The document being argued over at major climate change negotiations in Paris is likely to be binned by the end of the week, a climate policy expert believes.
Australian National University associate professor Frank Jotzo says that's not unprecedented, nor unexpected, but renders the first few days of the conference "not terribly productive".
"You'd work on the assumption that whatever finetuning is done on the text right now will all go in the bin at the end of the week," he told AAP in Paris on Wednesday.
Negotiators at the United Nations conference have been buckled down for more than two days in a tug of war over what's known as the draft text.
It has multiple parentheses with opposing options for sections of the agreement like financing and transparency - and negotiating groups are at loggerheads over much of it.
Prof Jotzo, director of ANU's centre of climate economics and policy, believes the French will have to intervene and produce their own draft agreement for the second week of the summit.
"That's the job of the French presidency to now pick and choose elements that leave everyone equally unhappy in the end, but no one unhappy enough to jeopardise the whole thing," he said.
Even if the text is binned, Prof Jotzo says the first few days won't be totally useless because the process maps out areas of potential difference and compromise.
Getting 196 parties with vastly different economies and exposure to climate change to agree on a single document was never going to be an easy task.
It's understood Saudi Arabia is deploying classic delaying tactics, holding up proceedings by objecting to small changes such as the moving of commas.
But the nation rarely succeeds in bringing down negotiations entirely, said Prof Jotzo, with India a bigger threat.
Environment Minister Greg Hunt cautiously admitted India was going in hard at the talks in Paris.
"Overall, India are at pains to be constructive but they argue their position strongly, as they should," he told reporters on Wednesday.
Australia's main pushing point is five-yearly reviews to force countries to reassess their emissions reduction targets and adjust ambition accordingly.
"I remain confident it will be a hard fought two weeks but at the end of the day... we will achieve an agreement," Mr Hunt said.
The ultimate goal of an agreement is to curb emissions enough to limit global warming to at least 2C.
Vulnerable nations, like the Pacific Islands, believe that temperature should be 1.5C which is getting push back from large developed nations.

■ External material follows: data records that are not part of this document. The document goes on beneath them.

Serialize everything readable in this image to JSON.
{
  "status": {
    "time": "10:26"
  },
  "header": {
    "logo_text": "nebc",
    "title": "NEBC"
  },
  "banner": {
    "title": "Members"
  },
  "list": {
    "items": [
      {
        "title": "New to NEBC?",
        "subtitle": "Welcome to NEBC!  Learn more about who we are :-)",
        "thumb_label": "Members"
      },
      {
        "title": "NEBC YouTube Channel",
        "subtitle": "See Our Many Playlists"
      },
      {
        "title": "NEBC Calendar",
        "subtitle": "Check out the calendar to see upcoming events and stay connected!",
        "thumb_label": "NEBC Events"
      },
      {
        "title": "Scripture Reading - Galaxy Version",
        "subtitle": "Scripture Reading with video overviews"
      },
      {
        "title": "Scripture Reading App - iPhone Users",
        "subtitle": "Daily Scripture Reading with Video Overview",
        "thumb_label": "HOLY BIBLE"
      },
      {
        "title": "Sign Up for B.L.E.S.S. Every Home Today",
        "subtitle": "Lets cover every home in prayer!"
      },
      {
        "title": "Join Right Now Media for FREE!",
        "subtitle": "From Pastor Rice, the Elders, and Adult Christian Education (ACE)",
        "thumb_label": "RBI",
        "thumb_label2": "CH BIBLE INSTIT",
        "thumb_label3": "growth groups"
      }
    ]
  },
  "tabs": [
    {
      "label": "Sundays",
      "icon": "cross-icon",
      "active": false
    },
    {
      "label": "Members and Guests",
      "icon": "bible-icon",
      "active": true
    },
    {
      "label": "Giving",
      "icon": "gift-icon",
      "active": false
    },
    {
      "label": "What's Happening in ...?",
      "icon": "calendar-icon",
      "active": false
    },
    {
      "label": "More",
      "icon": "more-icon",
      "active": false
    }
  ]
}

Mr Hunt said Australia is playing a "brokering" role on that issue and is happy to see that ambition referenced somewhere in an agreement.
Climate finance and differentiation - which separates what poor and rich countries must do - are still the main issues of the negotiations, with a landing point still unclear.
But Prof Jotzo remains optimistic the globe can nut out an agreement that includes a review and ratchet process by the end of the conference.